NEWS16 August 2021

Calls for Facebook to make ad targeting data available to researchers

News North America Privacy Public Sector US Election

US – Over 250 researchers, technologists and citizens have called on Facebook to reinstate the accounts of two New York University (NYU) academics researching political advertising and misinformation.

Cracked phone screen showing Facebook logo alonsgide laptop and glasses

Facebook closed the personal accounts of researchers on the Cybersecurity for Democracy project on 3rd August, saying that their methods breached the company’s terms of service.

As well as reinstating the NYU team’s access, the group of researchers, technologists and citizens, in an open letter, has asked Facebook to make comprehensive, systematic ad targeting data available to independent researchers on a continuous basis and rewrite its terms of service and privacy policy to protect research in the public interest.

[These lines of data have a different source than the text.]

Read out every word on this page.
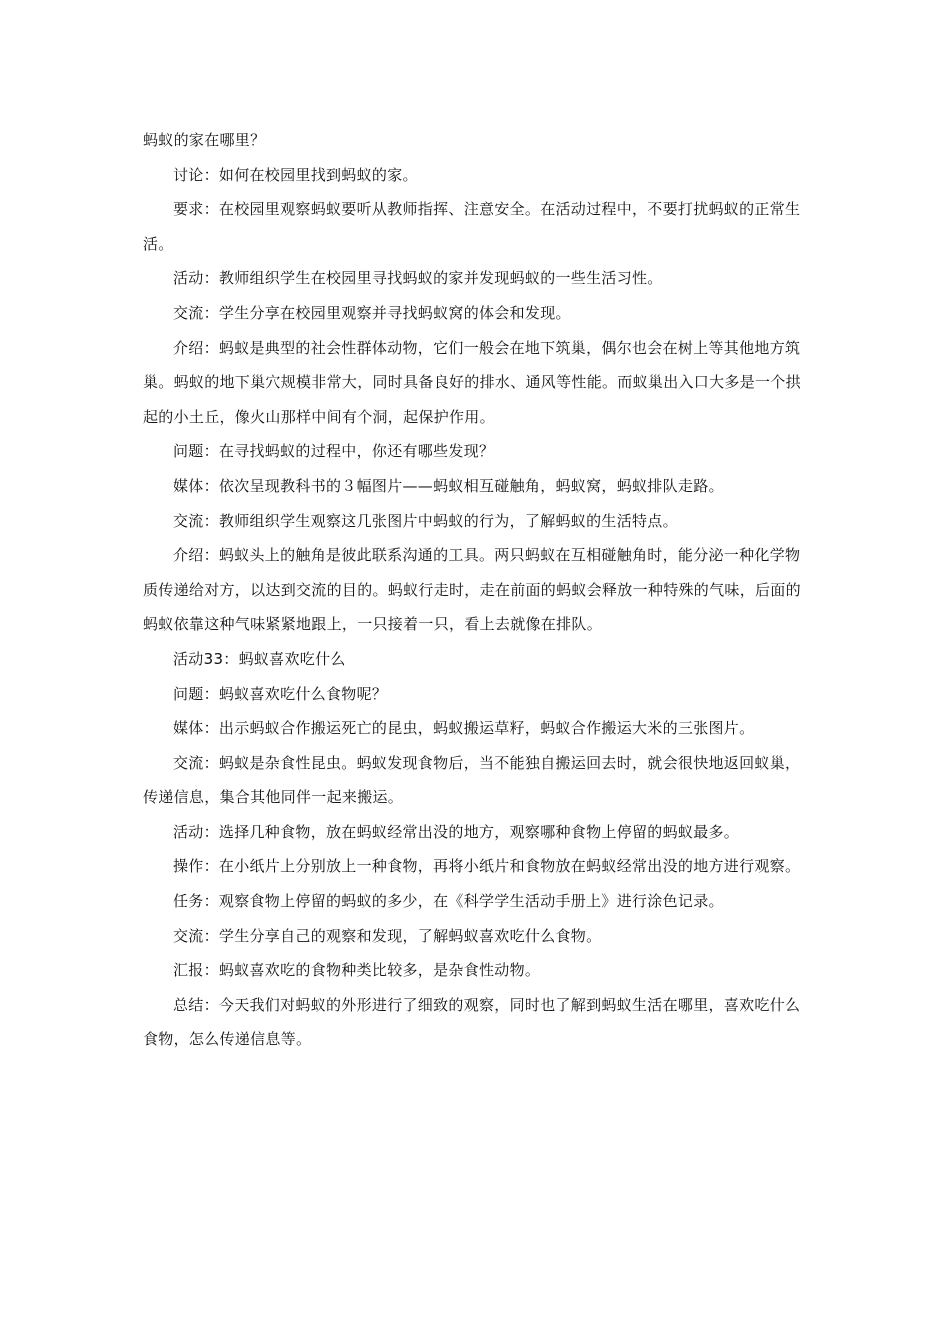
蚂蚁的家在哪里？

讨论：如何在校园里找到蚂蚁的家。

要求：在校园里观察蚂蚁要听从教师指挥、注意安全。在活动过程中，不要打扰蚂蚁的正常生活。

活动：教师组织学生在校园里寻找蚂蚁的家并发现蚂蚁的一些生活习性。

交流：学生分享在校园里观察并寻找蚂蚁窝的体会和发现。

介绍：蚂蚁是典型的社会性群体动物，它们一般会在地下筑巢，偶尔也会在树上等其他地方筑巢。蚂蚁的地下巢穴规模非常大，同时具备良好的排水、通风等性能。而蚁巢出入口大多是一个拱起的小土丘，像火山那样中间有个洞，起保护作用。

问题：在寻找蚂蚁的过程中，你还有哪些发现？

媒体：依次呈现教科书的３幅图片——蚂蚁相互碰触角，蚂蚁窝，蚂蚁排队走路。

交流：教师组织学生观察这几张图片中蚂蚁的行为，了解蚂蚁的生活特点。

介绍：蚂蚁头上的触角是彼此联系沟通的工具。两只蚂蚁在互相碰触角时，能分泌一种化学物质传递给对方，以达到交流的目的。蚂蚁行走时，走在前面的蚂蚁会释放一种特殊的气味，后面的蚂蚁依靠这种气味紧紧地跟上，一只接着一只，看上去就像在排队。

活动33：蚂蚁喜欢吃什么

问题：蚂蚁喜欢吃什么食物呢？

媒体：出示蚂蚁合作搬运死亡的昆虫，蚂蚁搬运草籽，蚂蚁合作搬运大米的三张图片。

交流：蚂蚁是杂食性昆虫。蚂蚁发现食物后，当不能独自搬运回去时，就会很快地返回蚁巢，传递信息，集合其他同伴一起来搬运。

活动：选择几种食物，放在蚂蚁经常出没的地方，观察哪种食物上停留的蚂蚁最多。

操作：在小纸片上分别放上一种食物，再将小纸片和食物放在蚂蚁经常出没的地方进行观察。

任务：观察食物上停留的蚂蚁的多少，在《科学学生活动手册上》进行涂色记录。

交流：学生分享自己的观察和发现，了解蚂蚁喜欢吃什么食物。

汇报：蚂蚁喜欢吃的食物种类比较多，是杂食性动物。

总结：今天我们对蚂蚁的外形进行了细致的观察，同时也了解到蚂蚁生活在哪里，喜欢吃什么食物，怎么传递信息等。
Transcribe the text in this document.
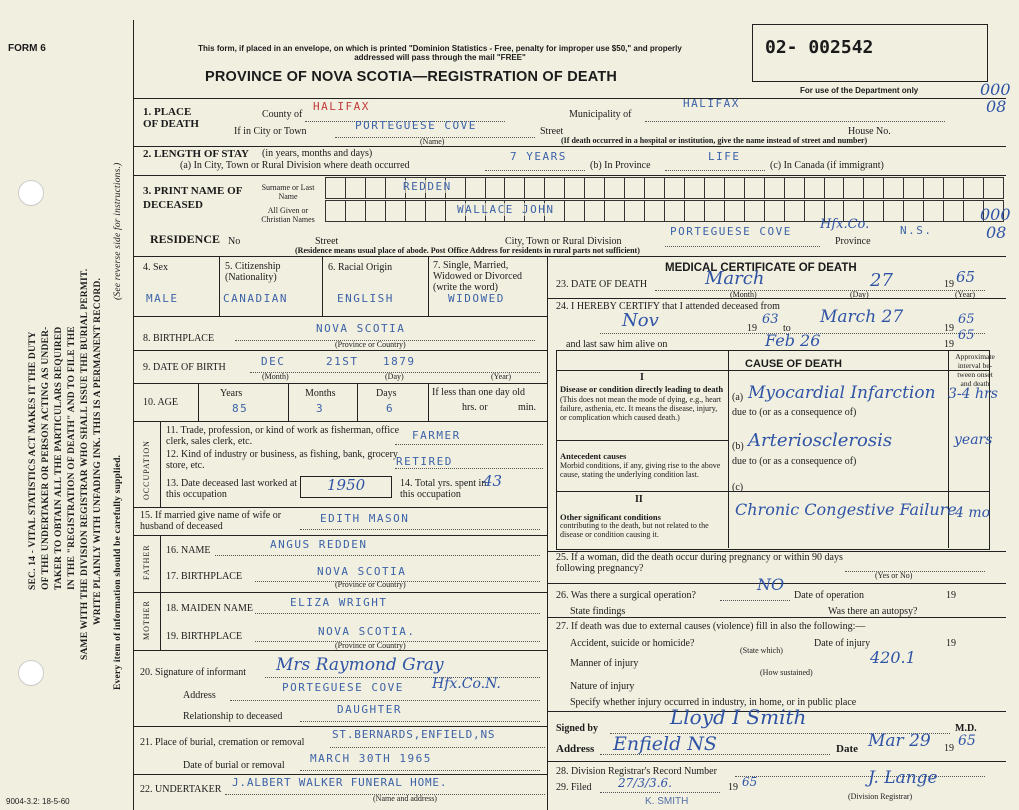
SEC. 14 - VITAL STATISTICS ACT MAKES IT THE DUTY OF THE UNDERTAKER OR PERSON ACTING AS UNDER- TAKER TO OBTAIN ALL THE PARTICULARS REQUIRED IN THE "REGISTRATION OF DEATH" AND TO FILE THE SAME WITH THE DIVISION REGISTRAR WHO SHALL ISSUE THE BURIAL PERMIT. WRITE PLAINLY WITH UNFADING INK. THIS IS A PERMANENT RECORD. Every item of information should be carefully supplied.
(See reverse side for instructions.)
FORM 6	This form, if placed in an envelope, on which is printed "Dominion Statistics - Free, penalty for improper use $50," and properly addressed will pass through the mail "FREE"
PROVINCE OF NOVA SCOTIA—REGISTRATION OF DEATH
02- 002542
For use of the Department only
1. PLACE OF DEATH
County of
HALIFAX
Municipality of
HALIFAX
If in City or Town	PORTEGUESE COVE
(Name)
Street	House No.
(If death occurred in a hospital or institution, give the name instead of street and number)
000
08
2. LENGTH OF STAY (in years, months and days)
(a) In City, Town or Rural Division where death occurred
7 YEARS
(b) In Province
LIFE
(c) In Canada (if immigrant)
3. PRINT NAME OF DECEASED
Surname or Last Name
All Given or Christian Names
REDDEN
WALLACE JOHN
RESIDENCE No	Street	City, Town or Rural Division
PORTEGUESE COVE Hfx.Co.
Province
N.S.
(Residence means usual place of abode. Post Office Address for residents in rural parts not sufficient)
000
08
4. Sex
MALE
5. Citizenship (Nationality)
CANADIAN
6. Racial Origin
ENGLISH
7. Single, Married, Widowed or Divorced (write the word)
WIDOWED
8. BIRTHPLACE
NOVA SCOTIA
(Province or Country)
9. DATE OF BIRTH	DEC	21ST 1879
(Month)	(Day)	(Year)
10. AGE
Years	Months	Days
85	3	6
If less than one day old
hrs. or	min.
OCCUPATION
11. Trade, profession, or kind of work as fisherman, office clerk, sales clerk, etc.	FARMER
12. Kind of industry or business, as fishing, bank, grocery store, etc.	RETIRED
13. Date deceased last worked at this occupation
1950	14. Total yrs. spent in this occupation
43
15. If married give name of wife or husband of deceased
EDITH MASON
FATHER 16. NAME	ANGUS REDDEN
17. BIRTHPLACE	NOVA SCOTIA
(Province or Country)
MOTHER 18. MAIDEN NAME	ELIZA WRIGHT
19. BIRTHPLACE	NOVA SCOTIA.
(Province or Country)
20. Signature of informant Mrs Raymond Gray
Address
PORTEGUESE COVE Hfx.Co.N.
Relationship to deceased
DAUGHTER
21. Place of burial, cremation or removal
ST.BERNARDS,ENFIELD,NS
Date of burial or removal
MARCH 30TH 1965
22. UNDERTAKER
J.ALBERT WALKER FUNERAL HOME.
(Name and address)
9004-3.2: 18-5-60
MEDICAL CERTIFICATE OF DEATH
23. DATE OF DEATH	March	27	19 65
(Month)	(Day)	(Year)
24. I HEREBY CERTIFY that I attended deceased from
Nov	19
63
to
March 27
19
65
and last saw him alive on	Feb 26	19
65
CAUSE OF DEATH
Approximate interval be-tween onset and death
I
Disease or condition directly leading to death
(This does not mean the mode of dying, e.g., heart failure, asthenia, etc. It means the disease, injury, or complication which caused death.)
(a) Myocardial Infarction 3-4 hrs
due to (or as a consequence of)
Antecedent causes
Morbid conditions, if any, giving rise to the above cause, stating the underlying condition last.
(b) Arteriosclerosis	years
due to (or as a consequence of)
(c)
II
Other significant conditions
contributing to the death, but not related to the disease or condition causing it.
Chronic Congestive Failure
4 mo
25. If a woman, did the death occur during pregnancy or within 90 days following pregnancy?
(Yes or No)
26. Was there a surgical operation?
NO
Date of operation	19
State findings	Was there an autopsy?
27. If death was due to external causes (violence) fill in also the following:—
Accident, suicide or homicide?	Date of injury	19
(State which)
Manner of injury	420.1
(How sustained)
Nature of injury
Specify whether injury occurred in industry, in home, or in public place
Signed by	Lloyd I Smith	M.D.
Address Enfield NS	Date Mar 29 19 65
28. Division Registrar's Record Number
29. Filed 27/3/3.6.	19 65	J. Lange
(Division Registrar)
K. SMITH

The group also called on companies in the wider technology industry to:

  • Join efforts to develop codes of conduct for providing responsible, ethical data access to independent researchers
  • Develop standards for research data interoperability and portability (for APIs, datasets, etc) that are reviewed and approved by organisations independent of platforms
  • Support and comply with universal digital ad transparency (make all ad data publicly accessible to researchers)
  • Support independent efforts, both public interest and commercial, on tools that improve transparency into content and advertising networks

Additionally, regulators should compel access to data for independent researchers, the group said, as well as prohibiting companies from creating policies forbidding responsible independent research.

NYU’s Laura Edelson and Damon McCoy developed a research tool, ‘Ad Observer’, that invites users to install a browser plugin that collects information about the ads a user sees, the advertisers who have paid for them, and the reasons a user was targeted to see those ads.

The project includes ‘Ad Observatory’, a website members of the public can use to explore trends in Facebook advertising. Without personal accounts, the researchers can no longer access Facebook’s Ad Library data.

Edelson, Ph.D. candidate in computer science at New York University Tandon School of Engineering and the lead researcher behind Cybersecurity for Democracy, said: “The work our team does to make data about disinformation on Facebook transparent is vital to a healthy internet and a healthy democracy. Facebook is silencing us because our work often calls attention to problems on its platform.”

Writing in a blog post, Facebook’s Mike Clark, product management director, said the ‘Ad Observatory’ project’s approach to studying political ads violated the platform’s terms of service, and that it had disabled the accounts and pages associated with the project to “stop unauthorised scraping and protect people’s privacy”.